Not long ago, just after Luna began adjusting to us and as her new family, I took her outside for her final bathroom break of the day.
She sniffed around as usual and then slowly blended into the inky night. Chocolate labs are pretty tough to spot at night, unless you catch the light reflected off the backs of their eyes. I waited. Then sensing that she might smell something and head off after it, I called to her. Nothing. Again I called and a few more times.
I heard the jingle of her collar in the weeds and then she pranced back with something furry in her mouth.
Not quite the hunter, Luna found an already killed and gutted rabbit and brought the carcass back. She wanted to bring it inside and share it. I screamed. And she seemed stunned.
“Put it down. Put it down. No, girl. Get inside.” I said.
She dropped it–mortified. Clearly she was a mix of mystified and disappointed you could just tell by her face. She sneaked inside and kept checking back to see what could be the matter. For days after we hosed down the back area where she dropped her present she would sniff and make some attempts to roll in the smell.

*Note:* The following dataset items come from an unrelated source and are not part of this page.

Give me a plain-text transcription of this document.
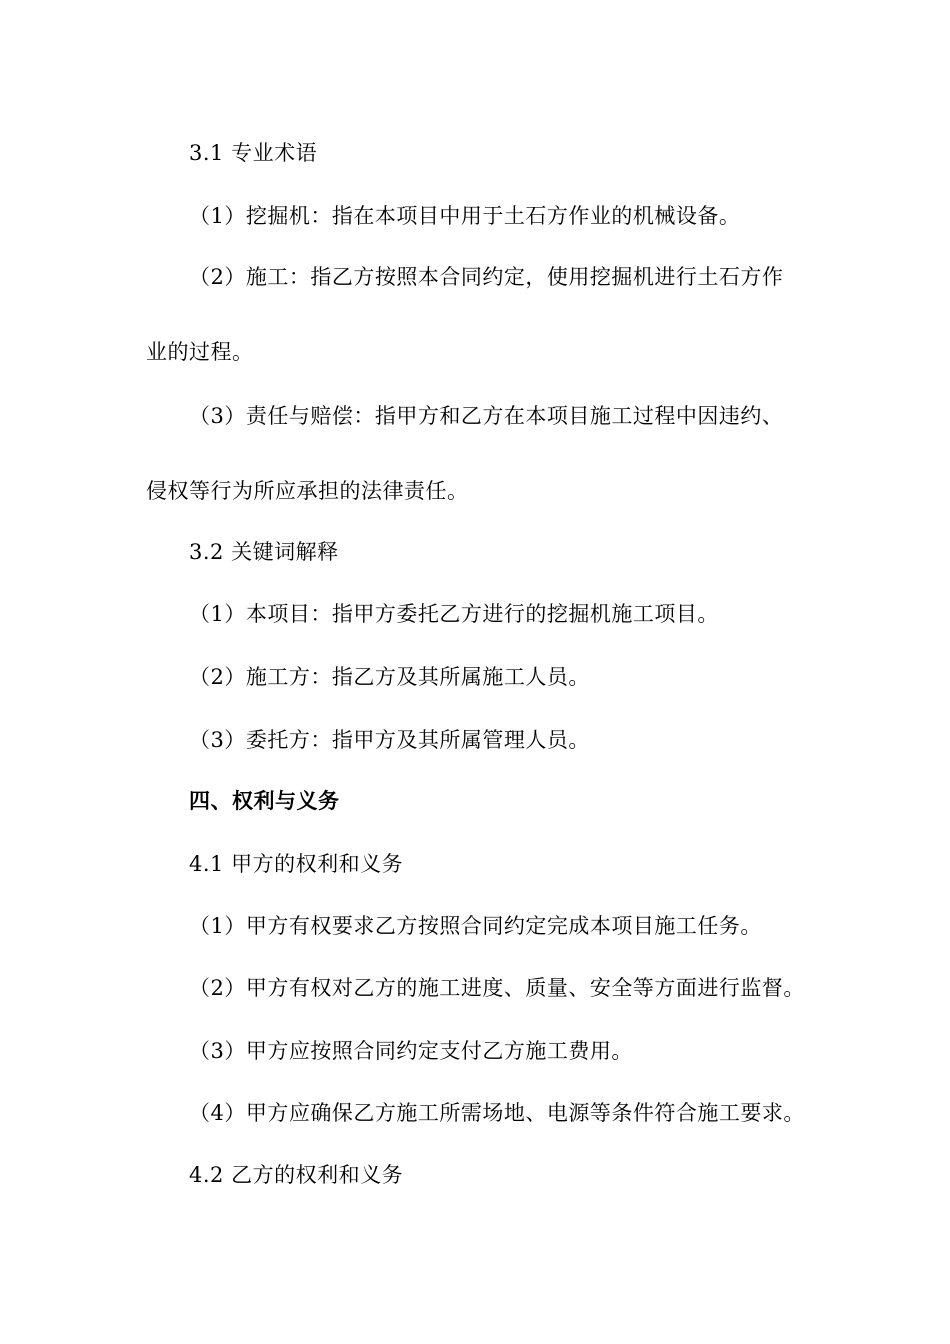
3.1 专业术语
（1）挖掘机：指在本项目中用于土石方作业的机械设备。
（2）施工：指乙方按照本合同约定，使用挖掘机进行土石方作
业的过程。
（3）责任与赔偿：指甲方和乙方在本项目施工过程中因违约、
侵权等行为所应承担的法律责任。
3.2 关键词解释
（1）本项目：指甲方委托乙方进行的挖掘机施工项目。
（2）施工方：指乙方及其所属施工人员。
（3）委托方：指甲方及其所属管理人员。
四、权利与义务
4.1 甲方的权利和义务
（1）甲方有权要求乙方按照合同约定完成本项目施工任务。
（2）甲方有权对乙方的施工进度、质量、安全等方面进行监督。
（3）甲方应按照合同约定支付乙方施工费用。
（4）甲方应确保乙方施工所需场地、电源等条件符合施工要求。
4.2 乙方的权利和义务
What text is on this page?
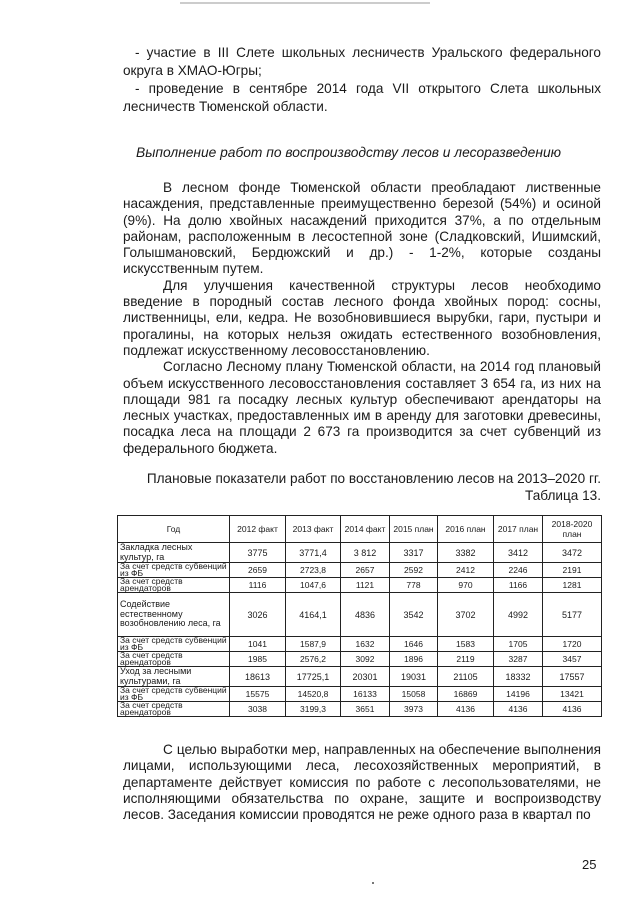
- участие в III Слете школьных лесничеств Уральского федерального округа в ХМАО-Югры;

- проведение в сентябре 2014 года VII открытого Слета школьных лесничеств Тюменской области.

Выполнение работ по воспроизводству лесов и лесоразведению

В лесном фонде Тюменской области преобладают лиственные насаждения, представленные преимущественно березой (54%) и осиной (9%). На долю хвойных насаждений приходится 37%, а по отдельным районам, расположенным в лесостепной зоне (Сладковский, Ишимский, Голышмановский, Бердюжский и др.) - 1-2%, которые созданы искусственным путем.

Для улучшения качественной структуры лесов необходимо введение в породный состав лесного фонда хвойных пород: сосны, лиственницы, ели, кедра. Не возобновившиеся вырубки, гари, пустыри и прогалины, на которых нельзя ожидать естественного возобновления, подлежат искусственному лесовосстановлению.

Согласно Лесному плану Тюменской области, на 2014 год плановый объем искусственного лесовосстановления составляет 3 654 га, из них на площади 981 га посадку лесных культур обеспечивают арендаторы на лесных участках, предоставленных им в аренду для заготовки древесины, посадка леса на площади 2 673 га производится за счет субвенций из федерального бюджета.

Плановые показатели работ по восстановлению лесов на 2013–2020 гг.
Таблица 13.
Год	2012 факт	2013 факт	2014 факт	2015 план	2016 план	2017 план	2018-2020 план
Закладка лесных культур, га	3775	3771,4	3 812	3317	3382	3412	3472
За счет средств субвенций из ФБ	2659	2723,8	2657	2592	2412	2246	2191
За счет средств арендаторов	1116	1047,6	1121	778	970	1166	1281
Содействие естественному возобновлению леса, га	3026	4164,1	4836	3542	3702	4992	5177
За счет средств субвенций из ФБ	1041	1587,9	1632	1646	1583	1705	1720
За счет средств арендаторов	1985	2576,2	3092	1896	2119	3287	3457
Уход за лесными культурами, га	18613	17725,1	20301	19031	21105	18332	17557
За счет средств субвенций из ФБ	15575	14520,8	16133	15058	16869	14196	13421
За счет средств арендаторов	3038	3199,3	3651	3973	4136	4136	4136

С целью выработки мер, направленных на обеспечение выполнения лицами, использующими леса, лесохозяйственных мероприятий, в департаменте действует комиссия по работе с лесопользователями, не исполняющими обязательства по охране, защите и воспроизводству лесов. Заседания комиссии проводятся не реже одного раза в квартал по

25
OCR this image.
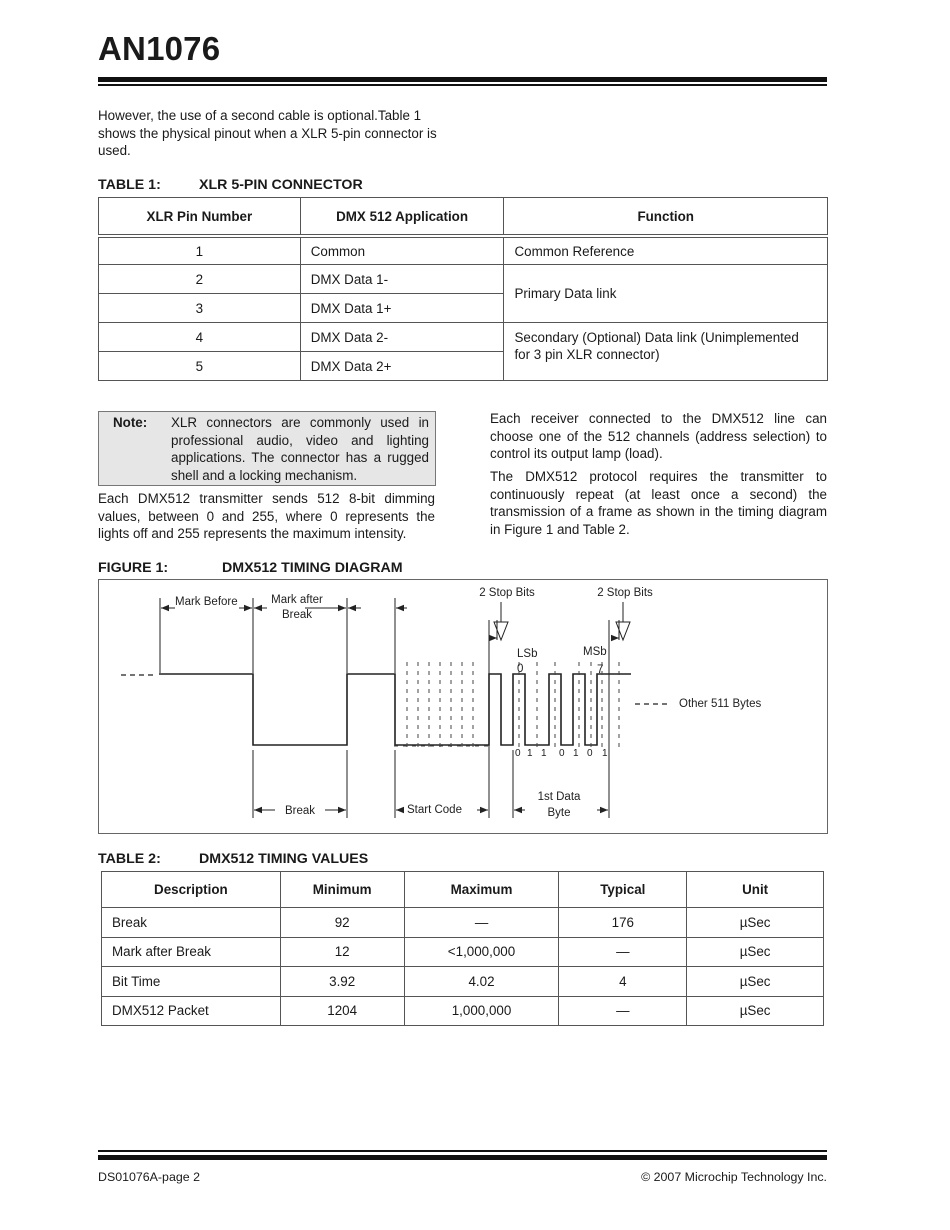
AN1076
However, the use of a second cable is optional.Table 1 shows the physical pinout when a XLR 5-pin connector is used.
TABLE 1:	XLR 5-PIN CONNECTOR
XLR Pin Number	DMX 512 Application	Function
1	Common	Common Reference
2	DMX Data 1-	Primary Data link
3	DMX Data 1+	
4	DMX Data 2-	Secondary (Optional) Data link (Unimplemented for 3 pin XLR connector)
5	DMX Data 2+	
Note: XLR connectors are commonly used in professional audio, video and lighting applications. The connector has a rugged shell and a locking mechanism.
Each DMX512 transmitter sends 512 8-bit dimming values, between 0 and 255, where 0 represents the lights off and 255 represents the maximum intensity.
Each receiver connected to the DMX512 line can choose one of the 512 channels (address selection) to control its output lamp (load).
The DMX512 protocol requires the transmitter to continuously repeat (at least once a second) the transmission of a frame as shown in the timing diagram in Figure 1 and Table 2.
FIGURE 1:	DMX512 TIMING DIAGRAM
Mark Before	Mark after
Break
2 Stop Bits	2 Stop Bits
LSb
0
MSb
7
Other 511 Bytes
Break	Start Code
1st Data
Byte
0 1 1 0 1 0 1
TABLE 2:	DMX512 TIMING VALUES
Description	Minimum	Maximum	Typical	Unit
Break	92	—	176	µSec
Mark after Break	12	<1,000,000	—	µSec
Bit Time	3.92	4.02	4	µSec
DMX512 Packet	1204	1,000,000	—	µSec
DS01076A-page 2	© 2007 Microchip Technology Inc.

Gone were her chances to provide for the pack, at least in that way.
I wonder if we’re like that too sometimes. Trying to provide or contribute, thinking we’re doing a great job, and really God knows that our contributions are more like rotten carrion. It’s incomprehensible sometimes to us why somethings we’re doing won’t work, but for reasons that escape us God wants us to put down our treasured booty and come back inside.
I don’t think God wants us to give up our “doggie-like ways” or our “doggie-ness”, after all God made us people entirely on purpose. He knows we tend to get into trouble sometimes. Nevertheless some habits are important and healthy to break. And just like I started attaching Luna to her chain during outdoor pit stops maybe sometimes we have to get reigned in too.